As well as government institutions and governance at all levels in Bosnia and Herzegovina goes, the European Commission continues to marginalize the issue of protection of women’s human rights and gender equality, limiting them to the general considerations in the section of the report that deals with human rights, while in the part related to respect for and protection of minority rights, cultural rights, public administration, social policy and the protection of public health, media, unemployment, human trafficking, regional issues and international obligations, as well as other important issues, there are no women mentioned. The report does note the existence of mechanisms for achieving gender equality, and progress in their coordination at the state and entity levels in the field of domestic violence. This claim is not supported by any clear evidence to suggest that this alleged progress and impact on providing access and achieved efficient and sensitized support and assistance to women throughout Bosnia and Herzegovina, who daily continue to be exposed to various forms of violence within the family and outside it.  Alleged progress indicates the fact that women are not protected through the judicial process in acts of violence, and that the criminal policy against perpetrators of violence against women is extremely mild and completely ineffective.

The fact that women do not have access to justice and ability to protect their basic human right to live free from violence and discrimination is only a part of many problems.

 

The problems of women in BiH will not resolve themselves.

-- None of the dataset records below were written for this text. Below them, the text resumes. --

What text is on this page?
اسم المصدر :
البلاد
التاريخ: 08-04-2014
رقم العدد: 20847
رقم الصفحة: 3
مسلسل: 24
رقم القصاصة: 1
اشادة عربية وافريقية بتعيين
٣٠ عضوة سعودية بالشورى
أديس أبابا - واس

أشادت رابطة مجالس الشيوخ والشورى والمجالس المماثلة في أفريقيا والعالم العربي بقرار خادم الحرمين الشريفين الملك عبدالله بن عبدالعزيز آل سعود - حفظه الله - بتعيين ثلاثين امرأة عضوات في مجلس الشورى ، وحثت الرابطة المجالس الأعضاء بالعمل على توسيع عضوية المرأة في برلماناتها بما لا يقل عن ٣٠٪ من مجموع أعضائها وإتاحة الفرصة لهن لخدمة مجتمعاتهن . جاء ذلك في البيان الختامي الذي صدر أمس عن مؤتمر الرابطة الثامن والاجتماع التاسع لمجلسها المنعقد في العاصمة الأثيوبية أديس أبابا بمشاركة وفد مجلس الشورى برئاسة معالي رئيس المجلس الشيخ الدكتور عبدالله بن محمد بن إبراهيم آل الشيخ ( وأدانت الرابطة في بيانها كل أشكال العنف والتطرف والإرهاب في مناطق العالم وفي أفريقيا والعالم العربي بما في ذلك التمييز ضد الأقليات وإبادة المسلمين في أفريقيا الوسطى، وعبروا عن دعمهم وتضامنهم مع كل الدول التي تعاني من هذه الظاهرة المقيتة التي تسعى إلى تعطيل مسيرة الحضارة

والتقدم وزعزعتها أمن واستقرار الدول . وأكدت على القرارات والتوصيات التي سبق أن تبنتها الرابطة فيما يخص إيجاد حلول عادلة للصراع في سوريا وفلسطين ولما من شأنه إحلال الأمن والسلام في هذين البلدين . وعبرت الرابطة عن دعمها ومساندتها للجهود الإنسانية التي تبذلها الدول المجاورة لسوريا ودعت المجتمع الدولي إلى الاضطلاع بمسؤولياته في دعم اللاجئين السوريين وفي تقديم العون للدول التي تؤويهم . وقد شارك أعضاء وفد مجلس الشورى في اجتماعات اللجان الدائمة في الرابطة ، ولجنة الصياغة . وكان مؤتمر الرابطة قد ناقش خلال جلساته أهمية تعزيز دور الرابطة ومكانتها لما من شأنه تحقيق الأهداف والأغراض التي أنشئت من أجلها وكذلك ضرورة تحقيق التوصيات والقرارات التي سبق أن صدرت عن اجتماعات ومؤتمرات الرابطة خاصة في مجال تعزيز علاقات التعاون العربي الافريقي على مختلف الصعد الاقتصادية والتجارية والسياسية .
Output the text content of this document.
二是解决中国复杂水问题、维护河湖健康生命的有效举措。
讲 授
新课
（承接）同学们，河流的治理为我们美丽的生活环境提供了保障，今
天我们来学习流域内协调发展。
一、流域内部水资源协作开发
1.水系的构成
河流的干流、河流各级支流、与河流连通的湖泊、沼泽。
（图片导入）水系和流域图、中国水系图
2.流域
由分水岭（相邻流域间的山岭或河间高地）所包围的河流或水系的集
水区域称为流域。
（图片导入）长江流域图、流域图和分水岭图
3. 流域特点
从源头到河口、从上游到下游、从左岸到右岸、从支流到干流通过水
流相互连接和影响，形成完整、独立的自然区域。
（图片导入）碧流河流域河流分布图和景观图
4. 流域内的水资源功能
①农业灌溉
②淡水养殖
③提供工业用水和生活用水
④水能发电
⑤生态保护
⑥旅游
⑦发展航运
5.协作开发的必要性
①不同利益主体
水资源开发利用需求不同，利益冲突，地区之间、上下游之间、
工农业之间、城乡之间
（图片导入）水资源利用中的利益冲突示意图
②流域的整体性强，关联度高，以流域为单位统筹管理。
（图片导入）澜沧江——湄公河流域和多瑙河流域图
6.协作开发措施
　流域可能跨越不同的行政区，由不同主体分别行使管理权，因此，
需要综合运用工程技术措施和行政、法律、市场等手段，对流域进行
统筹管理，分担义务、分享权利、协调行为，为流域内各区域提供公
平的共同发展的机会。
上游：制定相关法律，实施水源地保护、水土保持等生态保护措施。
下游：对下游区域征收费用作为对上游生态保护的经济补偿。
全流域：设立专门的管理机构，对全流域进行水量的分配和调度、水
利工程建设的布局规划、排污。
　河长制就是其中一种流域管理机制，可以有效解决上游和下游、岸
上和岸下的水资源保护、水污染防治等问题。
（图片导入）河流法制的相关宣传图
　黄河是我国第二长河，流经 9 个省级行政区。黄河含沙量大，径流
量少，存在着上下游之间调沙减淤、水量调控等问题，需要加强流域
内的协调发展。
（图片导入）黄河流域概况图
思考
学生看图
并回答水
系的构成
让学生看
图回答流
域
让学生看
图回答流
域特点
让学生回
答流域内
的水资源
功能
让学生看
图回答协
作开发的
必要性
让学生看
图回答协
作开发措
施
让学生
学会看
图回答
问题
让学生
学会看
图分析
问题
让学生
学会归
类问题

Without a clear position and pressure of the institutions of the European Union on government institutions in Bosnia and Herzegovina to stop the continuous failures, establish clear criteria and practices to ensure the application of formally guaranteed women’s rights, there can be no real progress. Our laws, strategies and action plans, as well as the conventions that we unquestioningly and among the first in the region have signed and ratified will remain in the drawers of Parliament, agencies, centers, offices and contact persons. BiH politicians will continue to wave them during official visits and meetings in the country and abroad.

In early November, a group of activists from Bosnia and Herzegovina, Serbia, Kosovo, Macedonia, Montenegro and Albania had the opportunity to go to Brussels, with the support of the Foundation KtK from Sweden, which has for nearly two decades supported women’s organizations in the Western Balkans. They met with officers and institutions of the European Union, had discussions with representatives of the mission of the Netherlands and Sweden to the EU, visited the European Parliament and discussed with parliamentarians Malin Bjork, a member of the Committee on Women’s Rights and Gender, as well as the members of the Committee on Foreign Affairs.

Messages that they clearly sent out to women and men in the institutions of the European Union are that  solidarity action between activists indicates that progress is possible and that the European Union must establish clear criteria and require the governments in the region to implement formally guaranteed women’s rights in practice, if they are to thrive in the process European integration.

For the next five years, there are going to be new members of the European Union. Politicians need to know that activists from women’s organizations will not allow to be ignored, and that they will also continue to “talk with Brussels”.

Countries in the region, including Bosnia and Herzegovina, will not come to Europe without women.